I’m sure it can process it, just not absorb it right away.[/quote]
Nope, it actually just gets rid of the protein from the body.
But i don’t know, i just asked my friend who is working in the health store.
[quote]elnyka wrote:
Deorum wrote:
i think you guys are really dismissing this idea too quickly. i think its a really interesting question. mabey one meal is a little unreasonable but the idea that there may be mass gaining effects from consolidating meals isnt that far fetched.
The idea (1 big-ass meal a day to get big with muscle) is not a little unreasonable. It’s completely unreasonable, and that’s why it should be dismissed as quickly as possible.
I know people are capable of developing tremendous physical qualities while restrained with one large meal a day. A typical burly farmer in a 3rd world country might only have a mega-ass breakfast (or lunch) with nothing else but little snacks and coffee (or tea) and be an animal.
But to get big (as in muscular and not just as in Cartman-meets-Weight-Gain-4000), that just doesn’t jive at all. One would have to be a genetic anomaly to get that shit to work for that specific purpose.[/quote]

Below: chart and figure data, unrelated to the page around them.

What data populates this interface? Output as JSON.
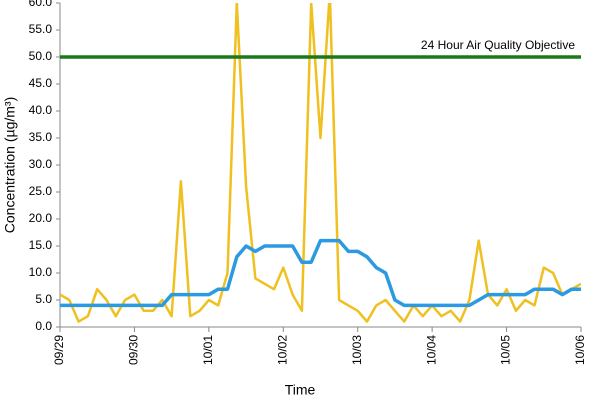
{
  "chart_data": {
    "type": "line",
    "x_label": "Time",
    "y_label": "Concentration (µg/m³)",
    "x": [
      0,
      0.125,
      0.25,
      0.375,
      0.5,
      0.625,
      0.75,
      0.875,
      1,
      1.125,
      1.25,
      1.375,
      1.5,
      1.625,
      1.75,
      1.875,
      2,
      2.125,
      2.25,
      2.375,
      2.5,
      2.625,
      2.75,
      2.875,
      3,
      3.125,
      3.25,
      3.375,
      3.5,
      3.625,
      3.75,
      3.875,
      4,
      4.125,
      4.25,
      4.375,
      4.5,
      4.625,
      4.75,
      4.875,
      5,
      5.125,
      5.25,
      5.375,
      5.5,
      5.625,
      5.75,
      5.875,
      6,
      6.125,
      6.25,
      6.375,
      6.5,
      6.625,
      6.75,
      6.875,
      7
    ],
    "series": [
      {
        "color": "#f0c020",
        "values": [
          6,
          5,
          1,
          2,
          7,
          5,
          2,
          5,
          6,
          3,
          3,
          5,
          2,
          27,
          2,
          3,
          5,
          4,
          10,
          60,
          26,
          9,
          8,
          7,
          11,
          6,
          3,
          60,
          35,
          62,
          5,
          4,
          3,
          1,
          4,
          5,
          3,
          1,
          4,
          2,
          4,
          2,
          3,
          1,
          5,
          16,
          6,
          4,
          7,
          3,
          5,
          4,
          11,
          10,
          6,
          7,
          8
        ]
      },
      {
        "color": "#2b9ae0",
        "values": [
          4,
          4,
          4,
          4,
          4,
          4,
          4,
          4,
          4,
          4,
          4,
          4,
          6,
          6,
          6,
          6,
          6,
          7,
          7,
          13,
          15,
          14,
          15,
          15,
          15,
          15,
          12,
          12,
          16,
          16,
          16,
          14,
          14,
          13,
          11,
          10,
          5,
          4,
          4,
          4,
          4,
          4,
          4,
          4,
          4,
          5,
          6,
          6,
          6,
          6,
          6,
          7,
          7,
          7,
          6,
          7,
          7
        ]
      }
    ],
    "reference_lines": [
      {
        "value": 50,
        "label": "24 Hour Air Quality Objective",
        "color": "#1a7a1a"
      }
    ],
    "xlim": [
      0,
      7
    ],
    "xticks": [
      {
        "value": 0,
        "label": "09/29"
      },
      {
        "value": 1,
        "label": "09/30"
      },
      {
        "value": 2,
        "label": "10/01"
      },
      {
        "value": 3,
        "label": "10/02"
      },
      {
        "value": 4,
        "label": "10/03"
      },
      {
        "value": 5,
        "label": "10/04"
      },
      {
        "value": 6,
        "label": "10/05"
      },
      {
        "value": 7,
        "label": "10/06"
      }
    ],
    "ylim": [
      0,
      60
    ],
    "yticks": [
      {
        "value": 0,
        "label": "0.0"
      },
      {
        "value": 5,
        "label": "5.0"
      },
      {
        "value": 10,
        "label": "10.0"
      },
      {
        "value": 15,
        "label": "15.0"
      },
      {
        "value": 20,
        "label": "20.0"
      },
      {
        "value": 25,
        "label": "25.0"
      },
      {
        "value": 30,
        "label": "30.0"
      },
      {
        "value": 35,
        "label": "35.0"
      },
      {
        "value": 40,
        "label": "40.0"
      },
      {
        "value": 45,
        "label": "45.0"
      },
      {
        "value": 50,
        "label": "50.0"
      },
      {
        "value": 55,
        "label": "55.0"
      },
      {
        "value": 60,
        "label": "60.0"
      }
    ],
    "grid": false
  }
}
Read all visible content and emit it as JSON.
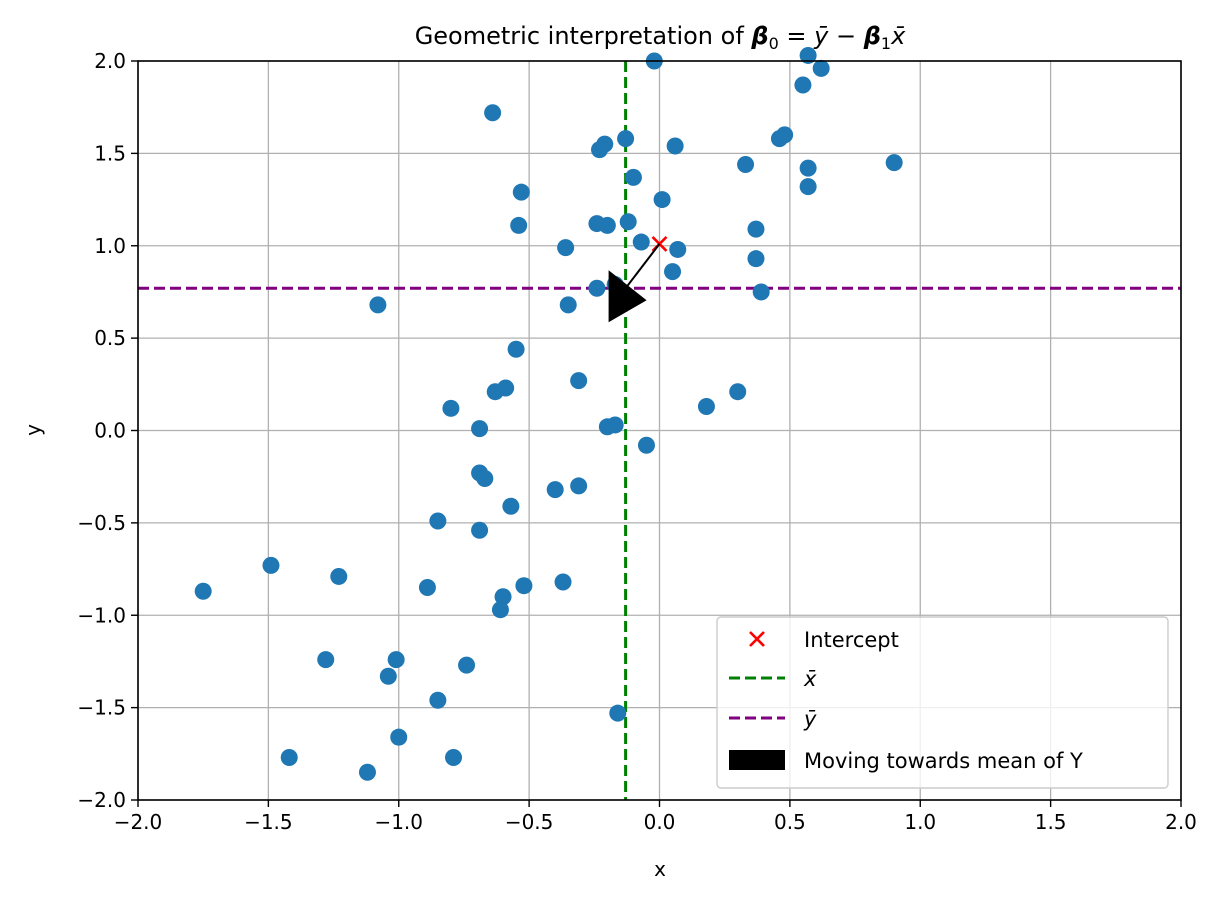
{
  "chart_data": {
    "type": "scatter",
    "title": {
      "prefix": "Geometric interpretation of ",
      "b0": "β",
      "b0_sub": "0",
      "eq": " = ",
      "ybar": "ȳ",
      "minus": " − ",
      "b1": "β",
      "b1_sub": "1",
      "xbar": "x̄"
    },
    "xlabel": "x",
    "ylabel": "y",
    "xlim": [
      -2.0,
      2.0
    ],
    "ylim": [
      -2.0,
      2.0
    ],
    "xticks": [
      -2.0,
      -1.5,
      -1.0,
      -0.5,
      0.0,
      0.5,
      1.0,
      1.5,
      2.0
    ],
    "yticks": [
      -2.0,
      -1.5,
      -1.0,
      -0.5,
      0.0,
      0.5,
      1.0,
      1.5,
      2.0
    ],
    "xtick_labels": [
      "−2.0",
      "−1.5",
      "−1.0",
      "−0.5",
      "0.0",
      "0.5",
      "1.0",
      "1.5",
      "2.0"
    ],
    "ytick_labels": [
      "−2.0",
      "−1.5",
      "−1.0",
      "−0.5",
      "0.0",
      "0.5",
      "1.0",
      "1.5",
      "2.0"
    ],
    "grid": true,
    "legend_position": "lower-right",
    "colors": {
      "points": "#1f77b4",
      "intercept": "#ff0000",
      "xbar_line": "#008000",
      "ybar_line": "#800080",
      "arrow": "#000000",
      "grid": "#b0b0b0"
    },
    "points": [
      {
        "x": -0.02,
        "y": 2.0
      },
      {
        "x": 0.57,
        "y": 2.03
      },
      {
        "x": 0.62,
        "y": 1.96
      },
      {
        "x": 0.55,
        "y": 1.87
      },
      {
        "x": -0.64,
        "y": 1.72
      },
      {
        "x": 0.48,
        "y": 1.6
      },
      {
        "x": 0.46,
        "y": 1.58
      },
      {
        "x": -0.13,
        "y": 1.58
      },
      {
        "x": -0.21,
        "y": 1.55
      },
      {
        "x": -0.23,
        "y": 1.52
      },
      {
        "x": 0.06,
        "y": 1.54
      },
      {
        "x": 0.33,
        "y": 1.44
      },
      {
        "x": 0.57,
        "y": 1.42
      },
      {
        "x": 0.9,
        "y": 1.45
      },
      {
        "x": -0.1,
        "y": 1.37
      },
      {
        "x": 0.57,
        "y": 1.32
      },
      {
        "x": -0.53,
        "y": 1.29
      },
      {
        "x": 0.01,
        "y": 1.25
      },
      {
        "x": -0.12,
        "y": 1.13
      },
      {
        "x": -0.24,
        "y": 1.12
      },
      {
        "x": -0.2,
        "y": 1.11
      },
      {
        "x": -0.54,
        "y": 1.11
      },
      {
        "x": 0.37,
        "y": 1.09
      },
      {
        "x": -0.07,
        "y": 1.02
      },
      {
        "x": -0.36,
        "y": 0.99
      },
      {
        "x": 0.07,
        "y": 0.98
      },
      {
        "x": 0.37,
        "y": 0.93
      },
      {
        "x": 0.05,
        "y": 0.86
      },
      {
        "x": -0.17,
        "y": 0.79
      },
      {
        "x": -0.24,
        "y": 0.77
      },
      {
        "x": 0.39,
        "y": 0.75
      },
      {
        "x": -1.08,
        "y": 0.68
      },
      {
        "x": -0.35,
        "y": 0.68
      },
      {
        "x": -0.55,
        "y": 0.44
      },
      {
        "x": -0.31,
        "y": 0.27
      },
      {
        "x": -0.59,
        "y": 0.23
      },
      {
        "x": -0.63,
        "y": 0.21
      },
      {
        "x": 0.3,
        "y": 0.21
      },
      {
        "x": 0.18,
        "y": 0.13
      },
      {
        "x": -0.8,
        "y": 0.12
      },
      {
        "x": -0.17,
        "y": 0.03
      },
      {
        "x": -0.2,
        "y": 0.02
      },
      {
        "x": -0.69,
        "y": 0.01
      },
      {
        "x": -0.05,
        "y": -0.08
      },
      {
        "x": -0.69,
        "y": -0.23
      },
      {
        "x": -0.67,
        "y": -0.26
      },
      {
        "x": -0.31,
        "y": -0.3
      },
      {
        "x": -0.4,
        "y": -0.32
      },
      {
        "x": -0.57,
        "y": -0.41
      },
      {
        "x": -0.85,
        "y": -0.49
      },
      {
        "x": -0.69,
        "y": -0.54
      },
      {
        "x": -1.49,
        "y": -0.73
      },
      {
        "x": -1.23,
        "y": -0.79
      },
      {
        "x": -0.37,
        "y": -0.82
      },
      {
        "x": -0.52,
        "y": -0.84
      },
      {
        "x": -0.89,
        "y": -0.85
      },
      {
        "x": -1.75,
        "y": -0.87
      },
      {
        "x": -0.6,
        "y": -0.9
      },
      {
        "x": -0.61,
        "y": -0.97
      },
      {
        "x": -1.28,
        "y": -1.24
      },
      {
        "x": -1.01,
        "y": -1.24
      },
      {
        "x": -0.74,
        "y": -1.27
      },
      {
        "x": -1.04,
        "y": -1.33
      },
      {
        "x": -0.85,
        "y": -1.46
      },
      {
        "x": -0.16,
        "y": -1.53
      },
      {
        "x": -1.0,
        "y": -1.66
      },
      {
        "x": -1.42,
        "y": -1.77
      },
      {
        "x": -0.79,
        "y": -1.77
      },
      {
        "x": -1.12,
        "y": -1.85
      }
    ],
    "intercept": {
      "x": 0.0,
      "y": 1.01
    },
    "xbar": -0.13,
    "ybar": 0.77,
    "arrow": {
      "from": [
        0.0,
        1.01
      ],
      "to": [
        -0.13,
        0.77
      ]
    },
    "legend": {
      "intercept": "Intercept",
      "xbar": "x̄",
      "ybar": "ȳ",
      "arrow": "Moving towards mean of Y"
    }
  }
}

+1, just because a few people can do things a certain way, doesn’t mean it’s a good idea.
I would personally struggle like hell to eat above 1500 or so calories in a sitting, even with a shake as part of it, and thats consideribly below half of what i need.
[quote]silkyhorse wrote:
matko5 wrote:
silkyhorse wrote:
The body can’t possibly process more than 40, maybe 50g of protein from each meal, so i’m saying that unless your body can use up 200g of protein and other nutritions from your “one meal a day”, you won’t achieve any gains. Neither for strength nor size.
I’m sure it can process it, just not absorb it right away.
Nope, it actually just gets rid of the protein from the body.
But i don’t know, i just asked my friend who is working in the health store.[/quote]
Because your friend knows everything about complex metabolic pathways, right?
That nonsense about only absorbing X amount in one sitting is really getting old.
There is probably an upper limit, but most people will never get close.